Marianne ne peut pas répondre grand-chose pour contrer son ton ironique. Depuis des semaines, des mois, même, elle ne touche plus terre. La flic enchaîne les affaires, dort à la maison un soir sur trois, s'occupe à peine de sa fille les semaines où elle n'est pas chez son père. Pour se rassurer, elle se dit qu'à 17 ans, Charlotte est parfaitement capable de se débrouiller toute seule, et que les adolescents préfèrent toujours qu'on leur lâche la grappe. On se trouve les excuses qu'on peut.

- Tu devrais aller te recoucher, tu as une mine affreuse. C'est plus des valises que t'as sous les yeux, mais des porte-containers.

- Toujours le mot pour faire plaisir de bon matin.

- Rien ne vaut la sincérité.

Charlotte se lève, attrape son bol vide au vol et va le placer dans le lave-vaisselle.

- Bon, je vais au bahut, moi. Faudra penser à me faire un chèque pour le self.

 

Bahut. Chèque. Self. Les informations arrivent au compte-goutte et peinaient à intéresser Marianne qui n'arrive pas à sortir de la combinaison poisseuse dont l'a habillée la nuit. Elle se serait bien fait couler un café, si son estomac le supportait.
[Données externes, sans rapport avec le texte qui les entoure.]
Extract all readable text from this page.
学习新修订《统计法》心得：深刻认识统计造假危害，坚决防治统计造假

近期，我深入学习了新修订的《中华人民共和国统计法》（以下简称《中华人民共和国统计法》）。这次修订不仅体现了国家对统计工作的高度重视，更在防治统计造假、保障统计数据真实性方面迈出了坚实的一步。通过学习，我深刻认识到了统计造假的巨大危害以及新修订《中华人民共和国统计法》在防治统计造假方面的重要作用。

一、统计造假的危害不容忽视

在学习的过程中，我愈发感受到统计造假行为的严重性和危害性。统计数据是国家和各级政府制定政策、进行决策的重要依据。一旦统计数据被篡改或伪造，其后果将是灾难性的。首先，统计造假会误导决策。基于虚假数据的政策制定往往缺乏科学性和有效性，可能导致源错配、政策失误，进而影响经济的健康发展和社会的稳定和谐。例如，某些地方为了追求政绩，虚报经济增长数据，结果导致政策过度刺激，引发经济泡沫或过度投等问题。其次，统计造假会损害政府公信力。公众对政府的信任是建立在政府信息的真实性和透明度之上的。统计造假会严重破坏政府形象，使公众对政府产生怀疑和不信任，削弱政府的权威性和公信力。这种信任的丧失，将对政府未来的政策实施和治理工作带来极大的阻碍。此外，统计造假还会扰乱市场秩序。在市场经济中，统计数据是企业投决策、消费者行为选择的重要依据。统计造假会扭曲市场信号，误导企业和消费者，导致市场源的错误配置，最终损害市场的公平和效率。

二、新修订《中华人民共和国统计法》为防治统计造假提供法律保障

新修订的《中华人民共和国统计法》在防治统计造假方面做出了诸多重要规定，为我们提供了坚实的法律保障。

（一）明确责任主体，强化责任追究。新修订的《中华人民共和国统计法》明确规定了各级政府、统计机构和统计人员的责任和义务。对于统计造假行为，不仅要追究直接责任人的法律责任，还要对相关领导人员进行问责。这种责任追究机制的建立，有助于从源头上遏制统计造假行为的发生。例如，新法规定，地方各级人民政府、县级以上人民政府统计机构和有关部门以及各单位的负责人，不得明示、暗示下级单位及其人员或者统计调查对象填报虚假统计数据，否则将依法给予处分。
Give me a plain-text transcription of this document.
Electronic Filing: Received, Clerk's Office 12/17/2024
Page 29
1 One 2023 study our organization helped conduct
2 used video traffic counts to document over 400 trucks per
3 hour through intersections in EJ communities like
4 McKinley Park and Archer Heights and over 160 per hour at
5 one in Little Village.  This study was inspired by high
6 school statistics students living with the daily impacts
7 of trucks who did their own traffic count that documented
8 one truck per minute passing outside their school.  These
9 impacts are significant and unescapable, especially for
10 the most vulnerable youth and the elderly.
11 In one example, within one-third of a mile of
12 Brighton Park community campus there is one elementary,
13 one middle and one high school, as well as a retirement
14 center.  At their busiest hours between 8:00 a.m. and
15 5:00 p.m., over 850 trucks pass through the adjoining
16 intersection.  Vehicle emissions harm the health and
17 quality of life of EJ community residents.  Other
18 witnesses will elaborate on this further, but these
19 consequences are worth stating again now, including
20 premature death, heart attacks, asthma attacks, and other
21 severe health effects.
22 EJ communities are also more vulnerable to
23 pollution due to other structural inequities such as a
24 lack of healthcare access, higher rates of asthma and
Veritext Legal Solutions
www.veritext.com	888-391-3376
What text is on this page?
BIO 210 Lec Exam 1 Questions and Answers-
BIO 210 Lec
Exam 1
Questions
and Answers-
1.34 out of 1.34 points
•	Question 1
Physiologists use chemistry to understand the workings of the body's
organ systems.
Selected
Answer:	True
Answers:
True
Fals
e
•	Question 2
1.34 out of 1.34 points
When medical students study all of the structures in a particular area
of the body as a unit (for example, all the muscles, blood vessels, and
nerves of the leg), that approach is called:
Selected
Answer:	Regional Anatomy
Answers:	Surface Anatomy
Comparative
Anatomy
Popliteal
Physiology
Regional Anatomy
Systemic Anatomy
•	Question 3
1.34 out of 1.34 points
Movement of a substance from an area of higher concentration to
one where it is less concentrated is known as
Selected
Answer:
Charlotte claque la porte sur son départ, laissant la télé débiter des âneries sans se soucier que quelqu'un les écoute. Marianne ne suit plus rien, elle a déjà du mal à se tenir au courant de la vie de sa fille, alors celle du monde, c'est bien trop de boulot. Les informations ne sont qu'un bruit parasite suffisant à la relier artificiellement à la société, une façon de se préserver contre les accusations de je-m'en-foutisme généralisé. Elle qui a tellement été au centre des sujets par le passé, se renseignant scrupuleusement sur chaque événement, elle a progressivement laissé sa vie de flic dévorer sa vie. Certains parviennent très bien à faire la part des choses, à croire qu'ils changent de tête en même temps que d'uniforme. Ils sont capables de traîner leur âme en peine dans les couloirs exigus de la Crim', d'interroger des mômes complètement largués dans des cellules de 6m², de jouer avec la mort dans les affaires chaudes, puis de rentrer le soir, tranquillement, ranger l'arme dans un tiroir, prendre une douche et regarder le policier du mardi en soulignant joyeusement les incohérences.

Ces derniers temps, Marianne dort peu et se réveille encore plus fatiguée qu'avant de se coucher, ce qui est très pratique pour se ressourcer. Son cerveau est un réalisateur paresseux, il ne fonctionne que par fondus enchaînés. Les lieux et les événements s'emmêlent, impossible de les fixer sans qu'ils tanguent ou se floutent.
La fatigue, c'est l'ivresse sans l'euphorie.

Le climat est merdique, les affaires sont merdiques, le boulot est merdique. Il faudrait peut-être qu'elle fasse un gros break, mais elle ne sait plus comment on fait pour ne rien faire. Elle a besoin que quelque chose se passe, un truc tordu, original, qui nécessite d'autres compétences que gratter du papier et ramasser des mecs bourrés à cinq heures du matin.

 

Elle aimerait en avoir honte, mais elle n'y arrive pas. Elle sait qu'elle retrouvera son énergie quand on lui proposera quelque chose de plus intéressant que le sommeil.

 

Pourtant, quand son téléphone sonne, elle est tellement dans le cirage qu'elle ne se doute pas une seconde que ce coup de fil va marquer le retour aux joyeusetés. Elle est même à deux doigts de le rater.